= Wilding v. DNC Services Corp. =

2016 class-action lawsuit

Wilding et al. v. DNC Services Corporation, et al., was a class action lawsuit filed in 2016 against the Democratic National Committee and Debbie Wasserman-Schultz. The plaintiffs, a group of Bernie Sanders supporters, claimed they have been defrauded in the 2016 Democratic presidential primaries.

Their suit was dismissed by Judge William Zloch of the U.S. District Court for the Southern District of Florida for lack of standing. The judge found that none of the plaintiffs had claimed to have donated to the DNC on the basis of promises contained in the DNC charter, and therefore the plaintiffs could not claim to have incurred damages. The court held that "To the extent Plaintiffs wish to air their general grievances with the DNC or its candidate selection process, their redress is through the ballot box, the DNC’s internal workings, or their right of free speech — not through the judiciary."

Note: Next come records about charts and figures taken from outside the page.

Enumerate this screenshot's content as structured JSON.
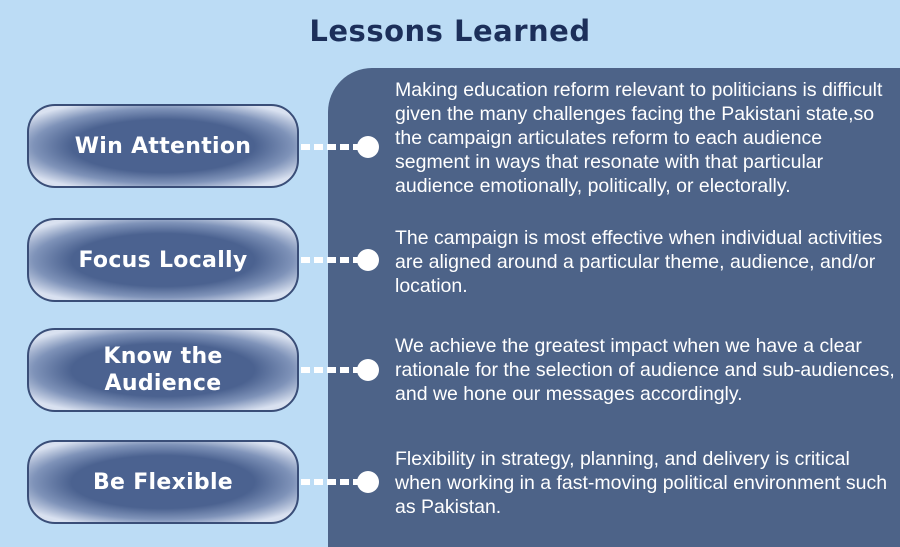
{
  "title": "Lessons Learned",
  "colors": {
    "background": "#bcdcf5",
    "panel": "#4d6388",
    "title": "#1c2f5a",
    "text": "#ffffff"
  },
  "lessons": [
    {
      "label": "Win Attention",
      "description": "Making education reform relevant to politicians is difficult given the many challenges facing the Pakistani state,so the campaign articulates reform to each audience segment in ways that resonate with that particular audience emotionally, politically, or electorally."
    },
    {
      "label": "Focus Locally",
      "description": "The campaign is most effective when individual activities are aligned around a particular theme, audience, and/or location."
    },
    {
      "label": "Know the Audience",
      "description": "We achieve the greatest impact when we have a clear rationale for the selection of audience and sub-audiences, and we hone our messages accordingly."
    },
    {
      "label": "Be Flexible",
      "description": "Flexibility in strategy, planning, and delivery is critical when working in a fast-moving political environment such as Pakistan."
    }
  ]
}
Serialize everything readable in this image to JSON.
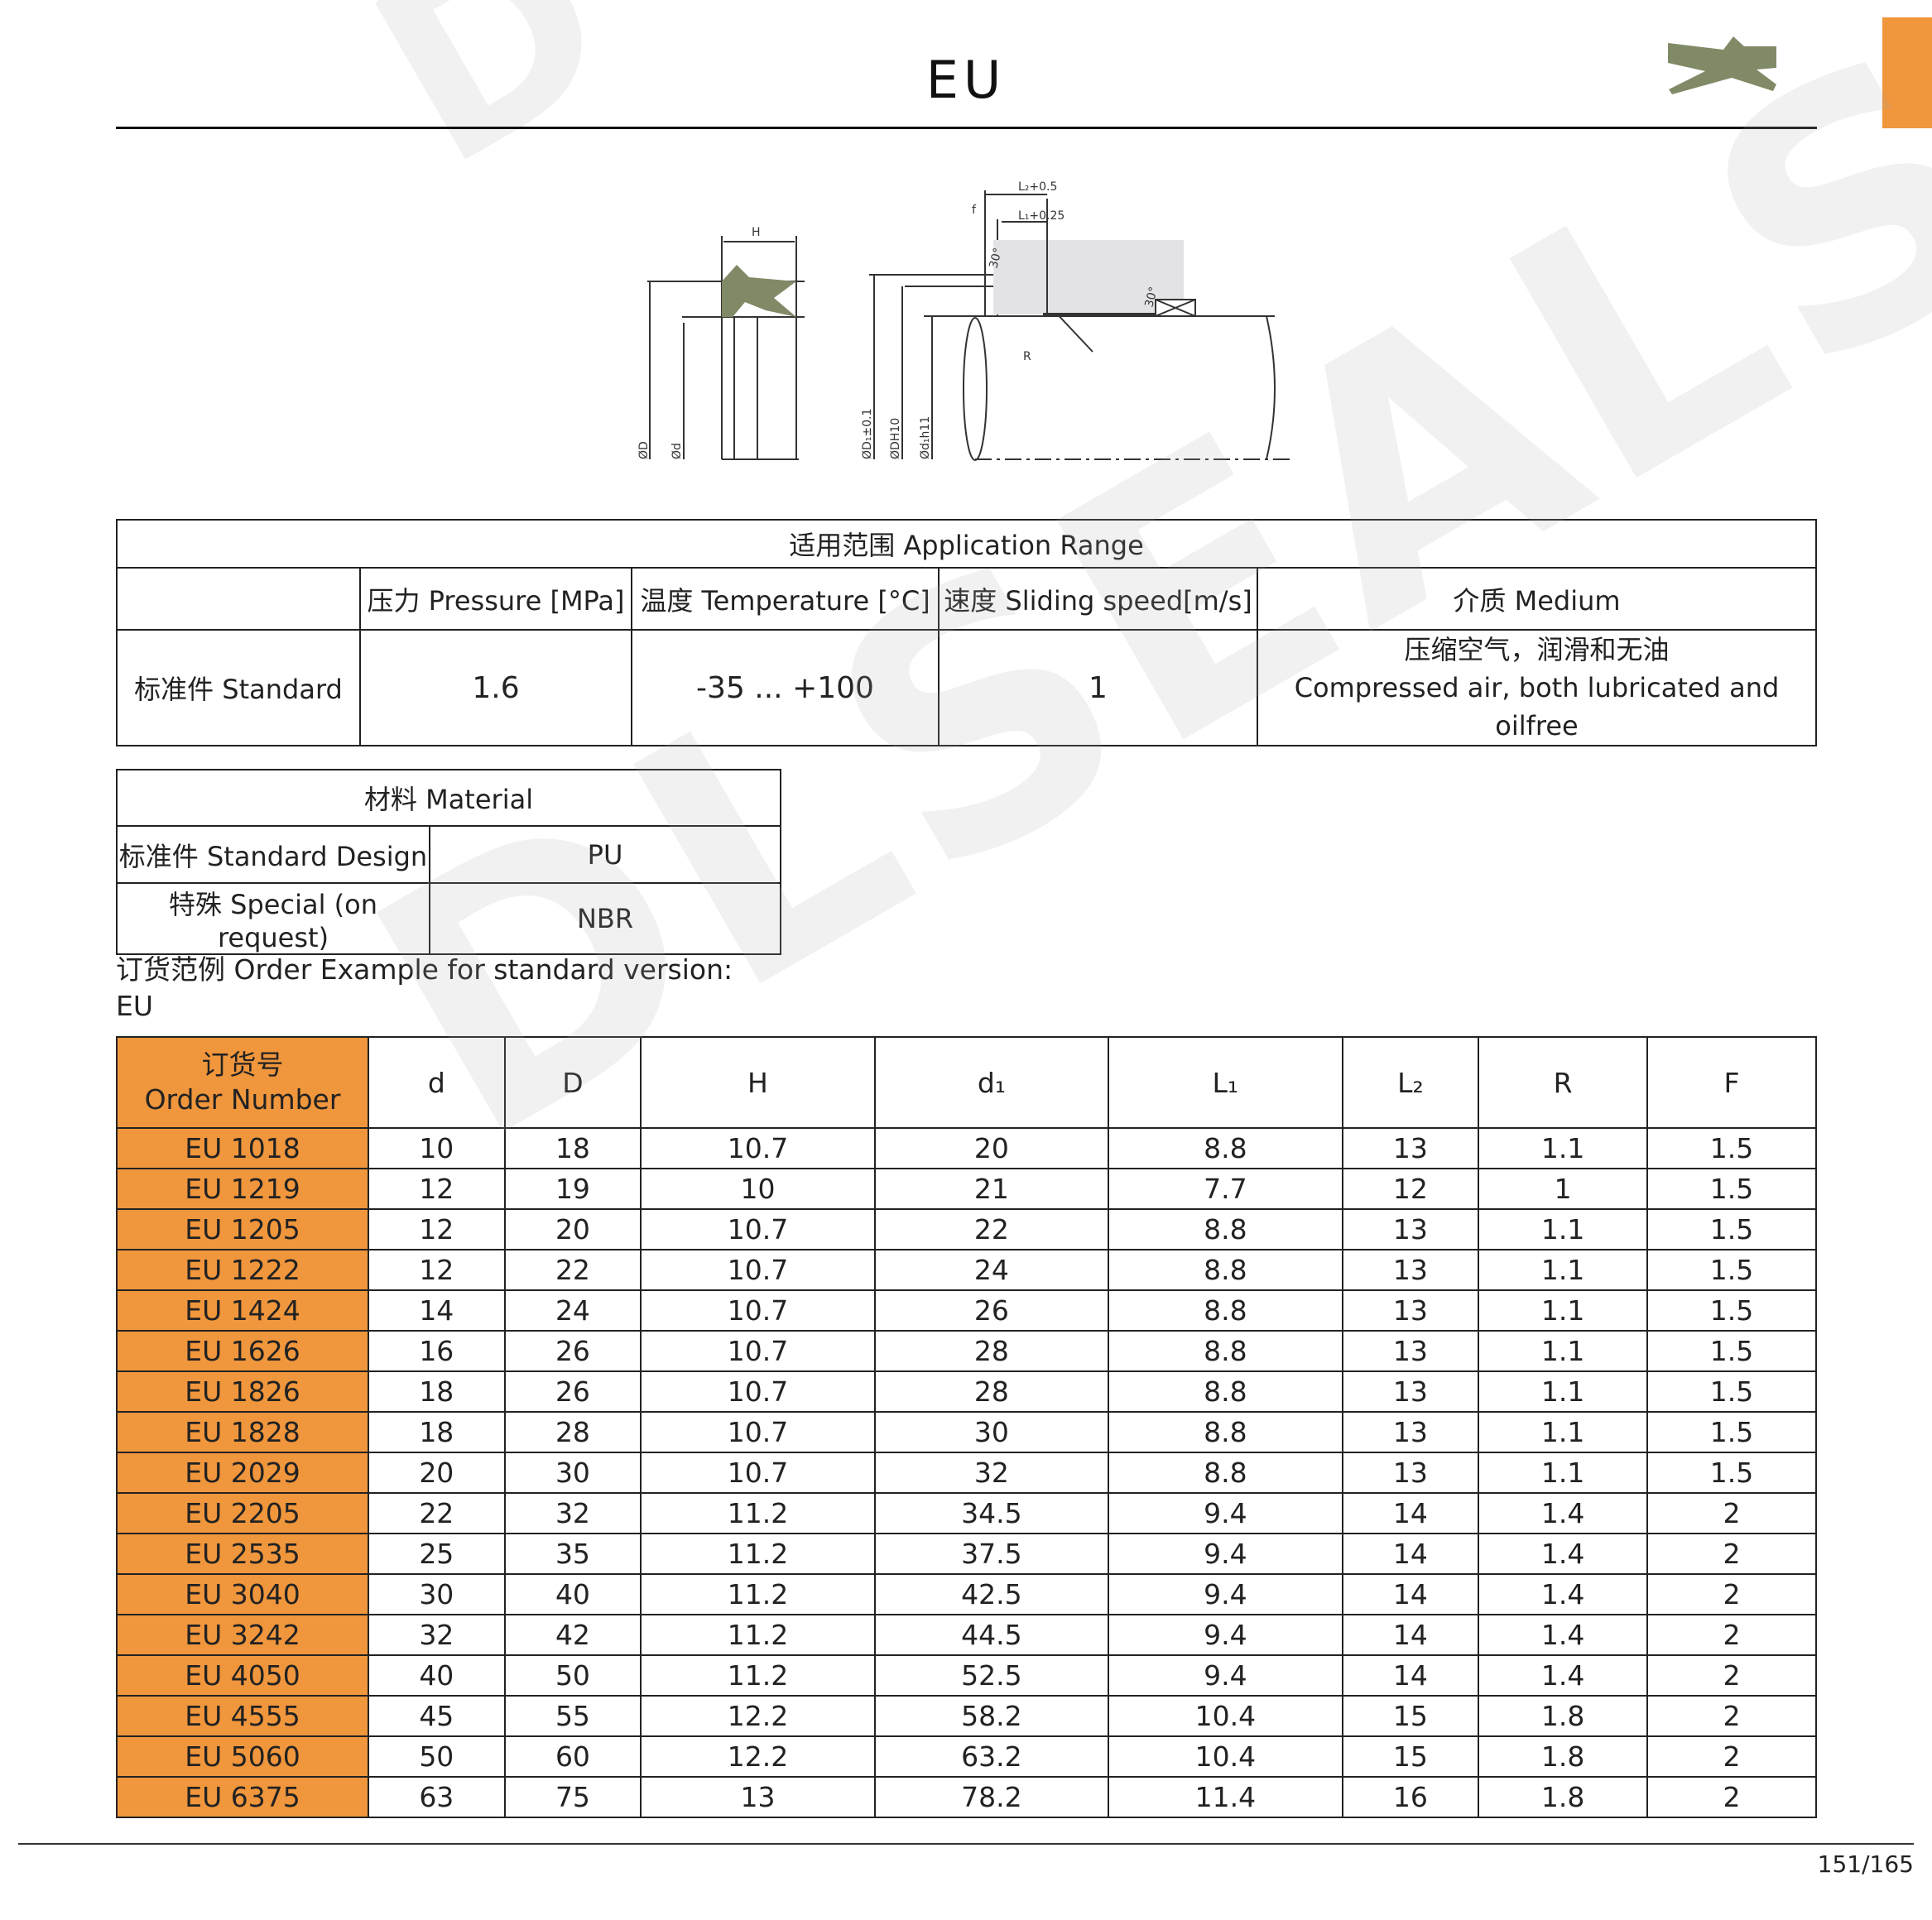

In 2019, the U.S. Court of Appeals for the Eleventh Circuit, in a unanimous panel decision, held that the plaintiffs' complaint failed on a "number of jurisdictional and substantive grounds" and affirmed the dismissal. The court held that the plaintiffs' claims of fraud, negligent misrepresentation, consumer law violations, and unjust enrichment failed on the merits and directed those claims to be dismissed with prejudice. The court held that plaintiffs' claims of negligence and breach of fiduciary duty failed for lack of standing, and directed those claims to be dismissed without prejudice.